Executable instructions for asset tracking 360 may include instructions for receiving location information from multiple vehicles in a system, and storing, displaying, or otherwise utilizing the location information to track the assets in the system. Executable instructions for safety monitoring 365 may include instructions for analyzing received sensor data from one or more of the assets in system 100 of FIG. 1 to identify a potentially hazardous condition.

FIG. 4 is a schematic illustration of computer 180 (shown in FIG. 1) configured for communication with data center 140 in accordance with embodiments of the present invention. Computer 180 may include one or more processing units 405. Processing units 405 may be one or more processors, such as but not limited to, those described above with reference to processing units 305. Computer 180 may also include network interface(s) 410. For example, computer 180 may include a network interface for connecting to network 170 of FIG. 1. Referring again to FIG. 4, computer 180 may also include one or more input devices 420 and one or more output devices 425, examples of which have been described above.

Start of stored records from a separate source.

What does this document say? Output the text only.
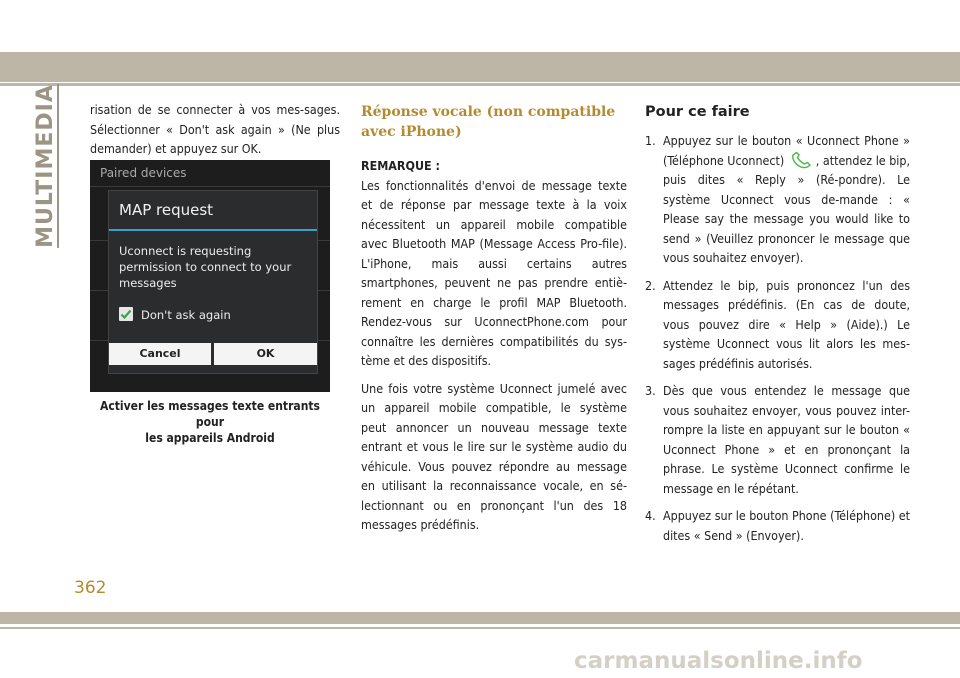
MULTIMEDIA	risation de se connecter à vos mes-sages. Sélectionner « Don't ask again » (Ne plus demander) et appuyez sur OK.

Paired devices
MAP request
Uconnect is requesting permission to connect to your messages
Don't ask again
Cancel	OK
Activer les messages texte entrants pour
les appareils Android
Réponse vocale (non compatible avec iPhone)

REMARQUE :

Les fonctionnalités d'envoi de message texte et de réponse par message texte à la voix nécessitent un appareil mobile compatible avec Bluetooth MAP (Message Access Pro-file). L'iPhone, mais aussi certains autres smartphones, peuvent ne pas prendre entiè-rement en charge le profil MAP Bluetooth. Rendez-vous sur UconnectPhone.com pour connaître les dernières compatibilités du sys-tème et des dispositifs.

Une fois votre système Uconnect jumelé avec un appareil mobile compatible, le système peut annoncer un nouveau message texte entrant et vous le lire sur le système audio du véhicule. Vous pouvez répondre au message en utilisant la reconnaissance vocale, en sé-lectionnant ou en prononçant l'un des 18 messages prédéfinis.

Pour ce faire
1. Appuyez sur le bouton « Uconnect Phone » (Téléphone Uconnect)	, attendez le bip, puis dites « Reply » (Ré-pondre). Le système Uconnect vous de-mande : « Please say the message you would like to send » (Veuillez prononcer le message que vous souhaitez envoyer).
2. Attendez le bip, puis prononcez l'un des messages prédéfinis. (En cas de doute, vous pouvez dire « Help » (Aide).) Le système Uconnect vous lit alors les mes-sages prédéfinis autorisés.
3. Dès que vous entendez le message que vous souhaitez envoyer, vous pouvez inter-rompre la liste en appuyant sur le bouton « Uconnect Phone » et en prononçant la phrase. Le système Uconnect confirme le message en le répétant.
4. Appuyez sur le bouton Phone (Téléphone) et dites « Send » (Envoyer).
362
carmanualsonline.info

Computer 180 further includes computer-readable storage media 450. Computer-readable storage media 450 may include firmware and/or memory. The storage may be any of a variety of types of memory or storage media, examples of which have been described above with reference to computing device 120 of FIG. 2. Storage media 450, which may be a single medium or multiple media, may be encoded with executable instructions for performing various functionalities, which will be described further below. Storage media 450 may operate in cooperation with processing units 405 to perform the described functionalities. That is, processing units may execute the instructions stored in storage media 450. Examples of instructions that may be stored on storage media 450 include instructions for receipt and/or display of analysis and reporting data 455 and instructions for receipt and/or configuration 460. Although shown on a same storage media 450 in FIG. 4, instructions 455 and 460, may be provided on separate media in some examples.

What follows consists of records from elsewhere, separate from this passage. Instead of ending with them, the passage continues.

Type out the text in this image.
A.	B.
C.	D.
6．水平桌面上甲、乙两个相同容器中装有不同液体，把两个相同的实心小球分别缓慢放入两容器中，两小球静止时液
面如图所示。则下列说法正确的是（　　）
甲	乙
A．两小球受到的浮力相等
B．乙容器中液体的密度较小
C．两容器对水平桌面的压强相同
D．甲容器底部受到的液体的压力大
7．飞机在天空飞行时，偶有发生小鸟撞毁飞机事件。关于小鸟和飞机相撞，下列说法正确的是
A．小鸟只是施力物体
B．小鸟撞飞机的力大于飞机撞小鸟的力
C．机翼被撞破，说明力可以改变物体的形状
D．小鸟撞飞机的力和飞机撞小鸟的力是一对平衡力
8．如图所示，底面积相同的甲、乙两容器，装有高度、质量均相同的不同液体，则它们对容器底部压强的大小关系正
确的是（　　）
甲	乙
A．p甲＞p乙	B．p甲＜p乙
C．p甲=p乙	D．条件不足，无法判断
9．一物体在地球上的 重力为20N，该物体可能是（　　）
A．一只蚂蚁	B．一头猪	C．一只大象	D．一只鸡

Computer 180 may include additional storage media in addition to storage media 450. Data may be stored in the additional storage media, and/or in storage media 450, which may include, for example, stored data received from data center 140, stored analysis and/or reports, or other data.

In some embodiments, computer 180 may perform the operations and/or functions described above as being performed by data center 140. Computer 180 may be any combination of computer hardware and/or software that implements the functionalities described herein.

The executable instructions for receipt and/or display of analysis and reporting data 460 may include executable instructions for communicating with data center 140 to request and/or receive data or analysis generated by data center 140. A user of computer 180, such as manager 190 shown in FIG. 1, may request a report from data center 140. The data provided or analysis generated by data center 140 is further described below in relation to FIG. 6.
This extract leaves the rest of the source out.